Search code examples
apache-kafkakafka-consumer-api

Impact of max.poll.records on the network call being made between consumer and broker


Kafka documentation of max.poll.records states

The maximum number of records returned in a single call to poll(). Note, that max.poll.records does not impact the underlying fetching behavior. The consumer will cache the records from each fetch request and returns them incrementally from each poll.

In many places (like here) it is stated that setting max.poll.records to some high value reduces the network calls being made to the broker.

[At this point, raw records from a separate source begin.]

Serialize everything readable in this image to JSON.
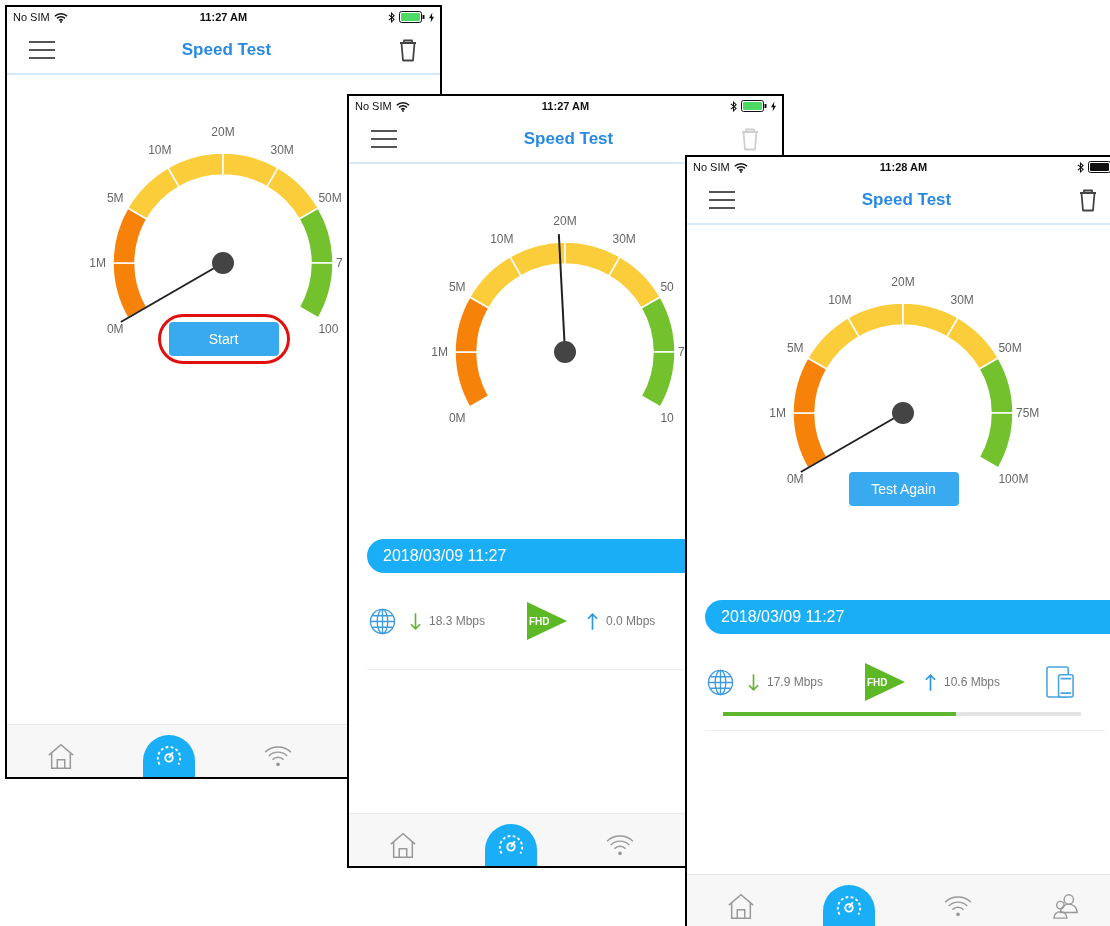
{
  "screens": [
    {
      "status_bar": {
        "carrier": "No SIM",
        "time": "11:27 AM",
        "charging": true
      },
      "header": {
        "title": "Speed Test",
        "delete_disabled": false
      },
      "gauge": {
        "labels": [
          "0M",
          "1M",
          "5M",
          "10M",
          "20M",
          "30M",
          "50M",
          "7",
          "100"
        ]
      },
      "action_button": {
        "label": "Start",
        "highlighted": true
      },
      "nav": [
        {
          "kind": "home",
          "selected": false
        },
        {
          "kind": "speed",
          "selected": true
        },
        {
          "kind": "wifi",
          "selected": false
        }
      ]
    },
    {
      "status_bar": {
        "carrier": "No SIM",
        "time": "11:27 AM",
        "charging": true
      },
      "header": {
        "title": "Speed Test",
        "delete_disabled": true
      },
      "gauge": {
        "labels": [
          "0M",
          "1M",
          "5M",
          "10M",
          "20M",
          "30M",
          "50",
          "7",
          "10"
        ]
      },
      "result": {
        "date": "2018/03/09 11:27",
        "download": "18.3 Mbps",
        "badge": "FHD",
        "upload": "0.0 Mbps"
      },
      "nav": [
        {
          "kind": "home",
          "selected": false
        },
        {
          "kind": "speed",
          "selected": true
        },
        {
          "kind": "wifi",
          "selected": false
        }
      ]
    },
    {
      "status_bar": {
        "carrier": "No SIM",
        "time": "11:28 AM",
        "charging": false
      },
      "header": {
        "title": "Speed Test",
        "delete_disabled": false
      },
      "gauge": {
        "labels": [
          "0M",
          "1M",
          "5M",
          "10M",
          "20M",
          "30M",
          "50M",
          "75M",
          "100M"
        ]
      },
      "action_button": {
        "label": "Test Again"
      },
      "result": {
        "date": "2018/03/09 11:27",
        "download": "17.9 Mbps",
        "badge": "FHD",
        "upload": "10.6 Mbps",
        "device": true,
        "level": 0.65
      },
      "nav": [
        {
          "kind": "home",
          "selected": false
        },
        {
          "kind": "speed",
          "selected": true
        },
        {
          "kind": "wifi",
          "selected": false
        },
        {
          "kind": "people",
          "selected": false
        }
      ]
    }
  ]
}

Can someone explain to me how setting max.poll.records to some higher value(e.g. the default 500) as opposed to 1 may reduce the network calls being made if the fetching behaviour is independent of this setting?

If the processing code in a consumer is processing each record one after another (to maintain the ordering guarantee of all records in a partition), does it even have any advantage of setting the value of max.poll.records to something higher than 1?


Solution

  • The Kafka documentation is correct. max.poll.records doesn't affect the frequency of network calls.

    In a nutshell, KafkaConsumer's poll works like below (refs):

      1. collect records from internal buffer up to max.poll.records
      1. send next fetches for partitions which have no in-flight request and no pending records remained
      1. return collected records

    Regardless we set max.poll.records to high or low, fetch requests are sent only when previously-fetched records are processed.